After returning to Céline’s beneficiaries, François Gibault and Véronique Chovin, it entered the BnF fund “by way of a donation in payment of inheritance taxes”, the institution indicated in a press release.

In August 2021, these rights holders revealed that some 6,000 handwritten pages by the collaborationist writer had resurfaced. He left them behind in June 1944, when leaving Paris for Germany.

Céline, until her death in 1961, claimed that these writings had been burned by her enemies. He is unaware that they were picked up and sheltered by a resistance fighter, Yvon Morandat.

At the beginning of the 1980s, he passed them on to a journalist, Jean-Pierre Thibaudat. The instruction is to keep the secret as long as Céline’s widow, Lucette Destouches, is alive. It will be a long time: she died at 107, in 2019.

Jean-Pierre Thibaudat’s ambition was to transcribe the manuscripts. But he did not complete the work, and when he contacted the rights holders, they obtained from the courts that the manuscripts be seized and returned to them, and dismissed him.

François Gibault, 91, is a lawyer and writer close to Lucette Destouches, and Véronique Chovin, 71, was her confidante.

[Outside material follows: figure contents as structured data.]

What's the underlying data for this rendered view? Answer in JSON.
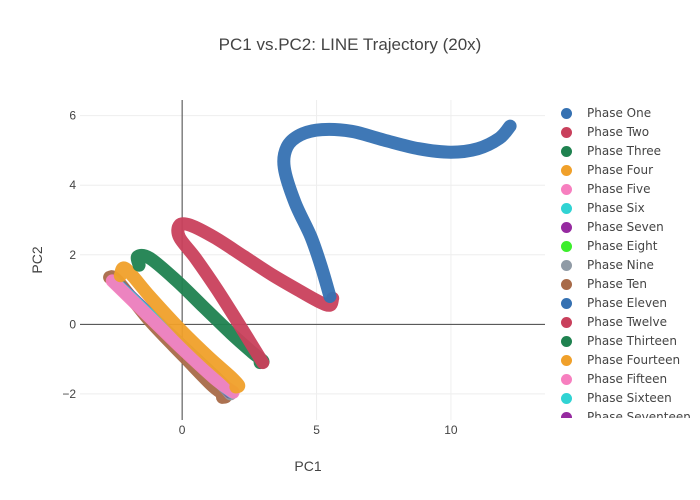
{
  "chart_data": {
    "type": "line",
    "title": "PC1 vs.PC2: LINE Trajectory (20x)",
    "xlabel": "PC1",
    "ylabel": "PC2",
    "xlim": [
      -3.8,
      13.5
    ],
    "ylim": [
      -2.75,
      6.45
    ],
    "xticks": [
      0,
      5,
      10
    ],
    "yticks": [
      -2,
      0,
      2,
      4,
      6
    ],
    "grid": true,
    "zeroline": true,
    "legend_position": "right",
    "series": [
      {
        "name": "Phase One",
        "color": "#3571b2",
        "x": [
          5.5,
          5.2,
          4.8,
          4.2,
          3.8,
          3.9,
          4.4,
          5.2,
          6.3,
          7.5,
          8.8,
          10.0,
          11.0,
          11.8,
          12.2
        ],
        "y": [
          0.8,
          1.6,
          2.5,
          3.5,
          4.5,
          5.1,
          5.45,
          5.6,
          5.55,
          5.3,
          5.05,
          4.95,
          5.05,
          5.35,
          5.7
        ]
      },
      {
        "name": "Phase Two",
        "color": "#c9405c",
        "x": [
          3.0,
          2.2,
          1.3,
          0.5,
          -0.1,
          -0.1,
          0.3,
          1.2,
          2.3,
          3.4,
          4.4,
          5.1,
          5.5,
          5.6
        ],
        "y": [
          -1.1,
          -0.1,
          1.0,
          1.9,
          2.5,
          2.85,
          2.85,
          2.5,
          1.95,
          1.4,
          0.95,
          0.65,
          0.55,
          0.75
        ]
      },
      {
        "name": "Phase Three",
        "color": "#1f8250",
        "x": [
          -1.6,
          -1.65,
          -1.2,
          -0.2,
          0.8,
          1.8,
          2.6,
          3.0,
          2.9
        ],
        "y": [
          1.7,
          1.95,
          1.9,
          1.25,
          0.5,
          -0.25,
          -0.8,
          -1.05,
          -1.1
        ]
      },
      {
        "name": "Phase Four",
        "color": "#f0a02a",
        "x": [
          -2.3,
          -2.1,
          -1.2,
          0.0,
          1.0,
          1.8,
          2.1,
          2.0
        ],
        "y": [
          1.4,
          1.6,
          0.8,
          -0.2,
          -0.95,
          -1.5,
          -1.75,
          -1.8
        ]
      },
      {
        "name": "Phase Five",
        "color": "#f77fbf",
        "x": [
          -2.6,
          -1.4,
          0.0,
          1.2,
          1.9
        ],
        "y": [
          1.25,
          0.35,
          -0.7,
          -1.55,
          -1.95
        ]
      },
      {
        "name": "Phase Six",
        "color": "#30d3d3",
        "x": [
          -2.5,
          -1.2,
          0.2,
          1.3,
          1.85
        ],
        "y": [
          1.2,
          0.25,
          -0.8,
          -1.6,
          -1.95
        ]
      },
      {
        "name": "Phase Seven",
        "color": "#962aa0",
        "x": [
          -2.4,
          -1.1,
          0.3,
          1.4,
          1.8
        ],
        "y": [
          1.15,
          0.2,
          -0.85,
          -1.65,
          -1.95
        ]
      },
      {
        "name": "Phase Eight",
        "color": "#3cee2c",
        "x": [
          -2.45,
          -1.15,
          0.25,
          1.35,
          1.8
        ],
        "y": [
          1.2,
          0.2,
          -0.8,
          -1.6,
          -1.95
        ]
      },
      {
        "name": "Phase Nine",
        "color": "#909ba6",
        "x": [
          -2.35,
          -1.05,
          0.35,
          1.45,
          1.8
        ],
        "y": [
          1.1,
          0.15,
          -0.9,
          -1.7,
          -2.0
        ]
      },
      {
        "name": "Phase Ten",
        "color": "#a86a48",
        "x": [
          -2.7,
          -2.4,
          -1.2,
          0.1,
          1.1,
          1.6,
          1.5
        ],
        "y": [
          1.35,
          1.25,
          0.1,
          -0.95,
          -1.75,
          -2.05,
          -2.1
        ]
      },
      {
        "name": "Phase Eleven",
        "color": "#3571b2",
        "x": [],
        "y": []
      },
      {
        "name": "Phase Twelve",
        "color": "#c9405c",
        "x": [],
        "y": []
      },
      {
        "name": "Phase Thirteen",
        "color": "#1f8250",
        "x": [],
        "y": []
      },
      {
        "name": "Phase Fourteen",
        "color": "#f0a02a",
        "x": [],
        "y": []
      },
      {
        "name": "Phase Fifteen",
        "color": "#f77fbf",
        "x": [],
        "y": []
      },
      {
        "name": "Phase Sixteen",
        "color": "#30d3d3",
        "x": [],
        "y": []
      },
      {
        "name": "Phase Seventeen",
        "color": "#962aa0",
        "x": [],
        "y": []
      }
    ]
  }
}
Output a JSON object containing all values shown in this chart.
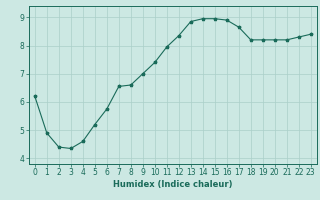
{
  "x": [
    0,
    1,
    2,
    3,
    4,
    5,
    6,
    7,
    8,
    9,
    10,
    11,
    12,
    13,
    14,
    15,
    16,
    17,
    18,
    19,
    20,
    21,
    22,
    23
  ],
  "y": [
    6.2,
    4.9,
    4.4,
    4.35,
    4.6,
    5.2,
    5.75,
    6.55,
    6.6,
    7.0,
    7.4,
    7.95,
    8.35,
    8.85,
    8.95,
    8.95,
    8.9,
    8.65,
    8.2,
    8.2,
    8.2,
    8.2,
    8.3,
    8.4
  ],
  "line_color": "#1a6b5a",
  "marker": "*",
  "marker_size": 2.5,
  "bg_color": "#cce8e3",
  "grid_color": "#aacfc9",
  "xlabel": "Humidex (Indice chaleur)",
  "xlabel_fontsize": 6,
  "tick_fontsize": 5.5,
  "ylim": [
    3.8,
    9.4
  ],
  "xlim": [
    -0.5,
    23.5
  ],
  "yticks": [
    4,
    5,
    6,
    7,
    8,
    9
  ],
  "xticks": [
    0,
    1,
    2,
    3,
    4,
    5,
    6,
    7,
    8,
    9,
    10,
    11,
    12,
    13,
    14,
    15,
    16,
    17,
    18,
    19,
    20,
    21,
    22,
    23
  ]
}
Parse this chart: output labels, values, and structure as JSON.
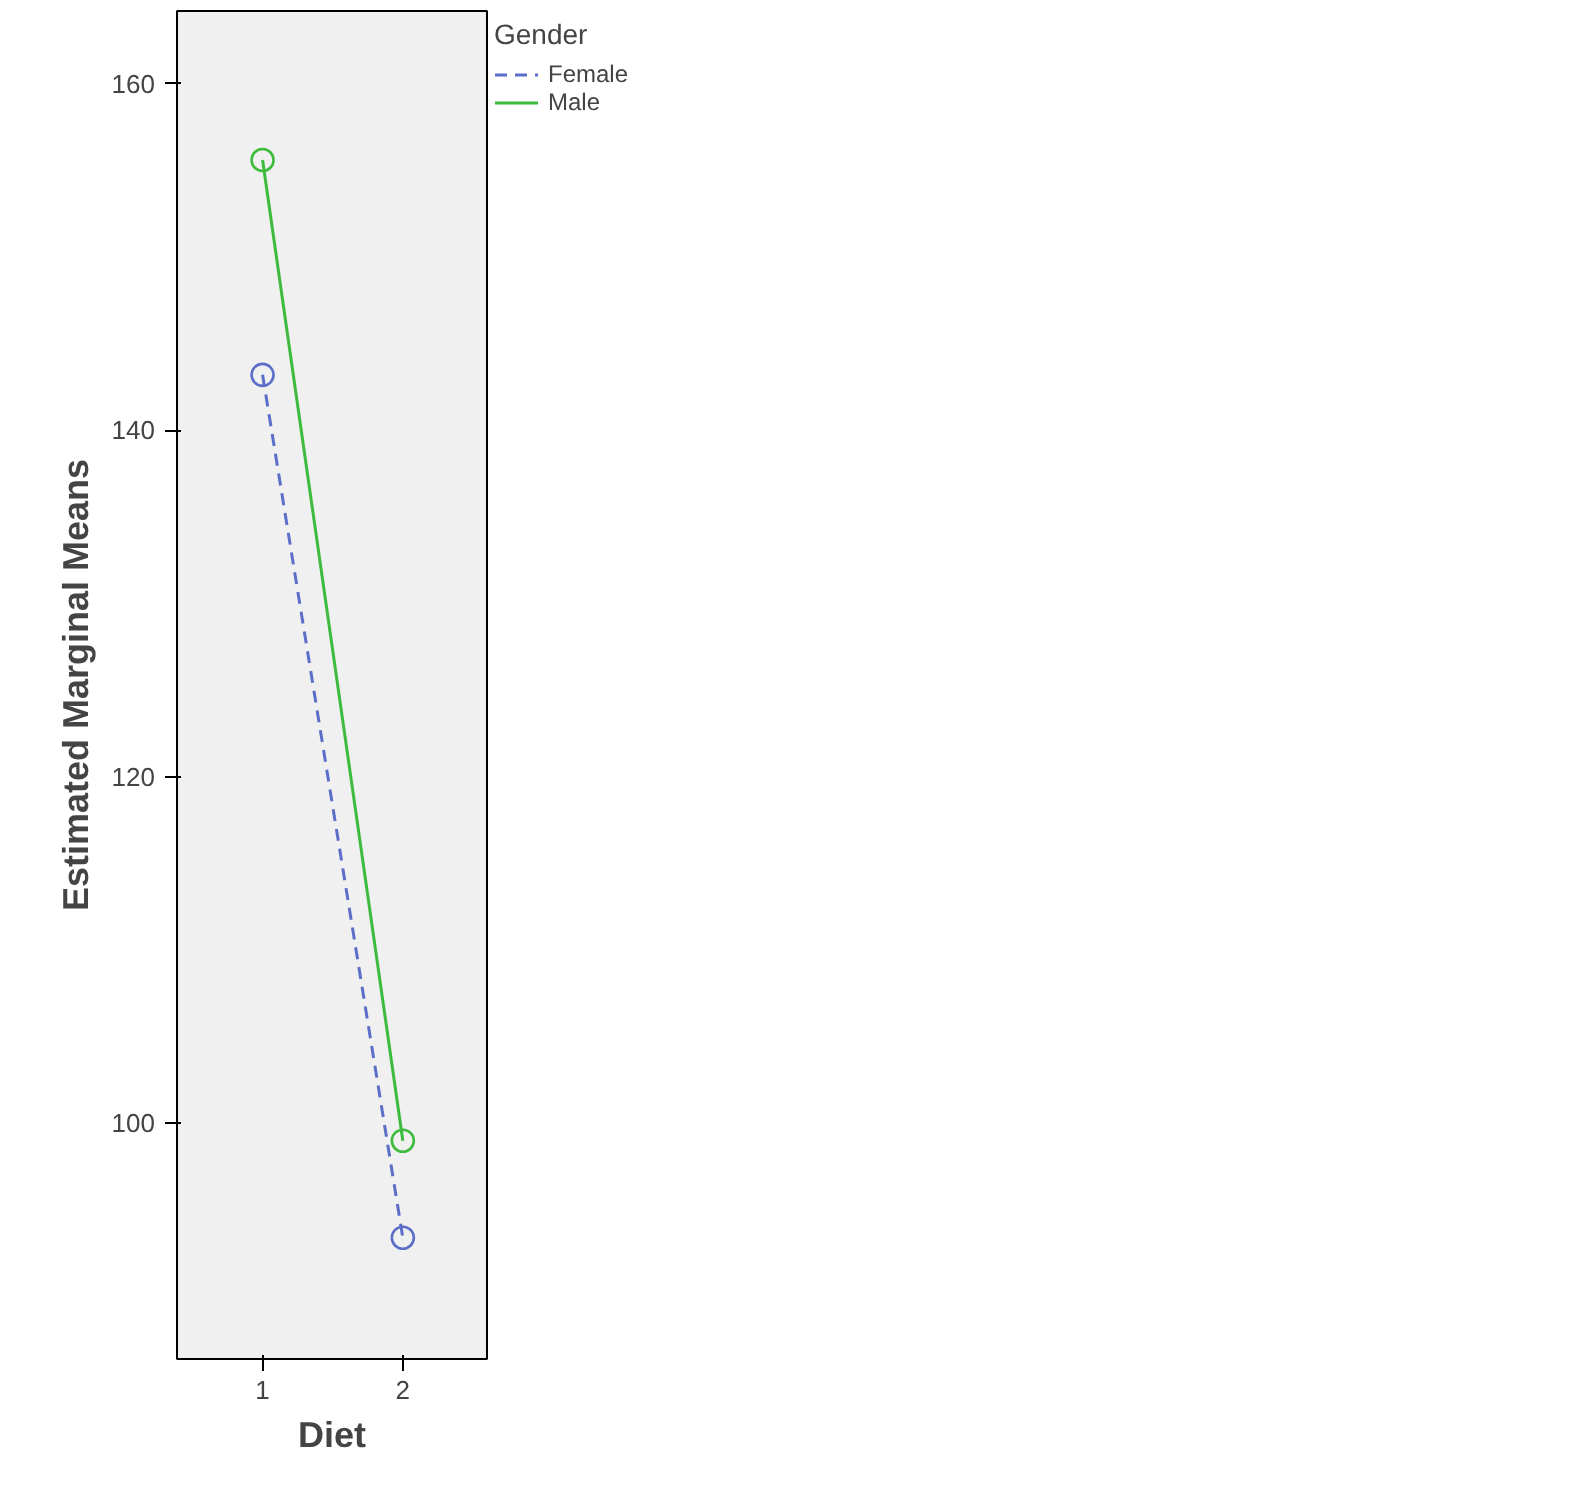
{
  "chart_data": {
    "type": "line",
    "xlabel": "Diet",
    "ylabel": "Estimated Marginal Means",
    "legend_title": "Gender",
    "categories": [
      "1",
      "2"
    ],
    "series": [
      {
        "name": "Female",
        "color": "#5b6fc9",
        "values": [
          143.2,
          93.4
        ],
        "line_style": "dashed"
      },
      {
        "name": "Male",
        "color": "#3dbb3d",
        "values": [
          155.6,
          99.0
        ],
        "line_style": "solid"
      }
    ],
    "ylim": [
      86.4,
      164.2
    ],
    "yticks": [
      100,
      120,
      140,
      160
    ],
    "marker": "circle",
    "grid": false,
    "legend": "top right"
  }
}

They keep the rest of these thousands of sheets.

“In the Manuscripts department of the National Library of France, where it will be kept, the manuscript joins the most complete set of Céline manuscripts in the world,” said the BnF.

This includes those from Céline’s masterpiece, journey to the Edge of the Night (1932), and three other novels: Guignol’s band (1944), Magic for another time (1952) and From one castle to another (1957).

Death on credit is Céline’s second novel, in 1936, which recounts the youth of the hero of journey to the Edge of the Night, Bardamu, inspired by that of the author. Its critical and commercial failure greatly affected Céline.

Another manuscript of Death on credit exists, divided in two, between a private collection and the Houghton Library of Harvard University. “The BnF manuscript is therefore the only and most complete preserved in France and made available to researchers,” underlined the BnF.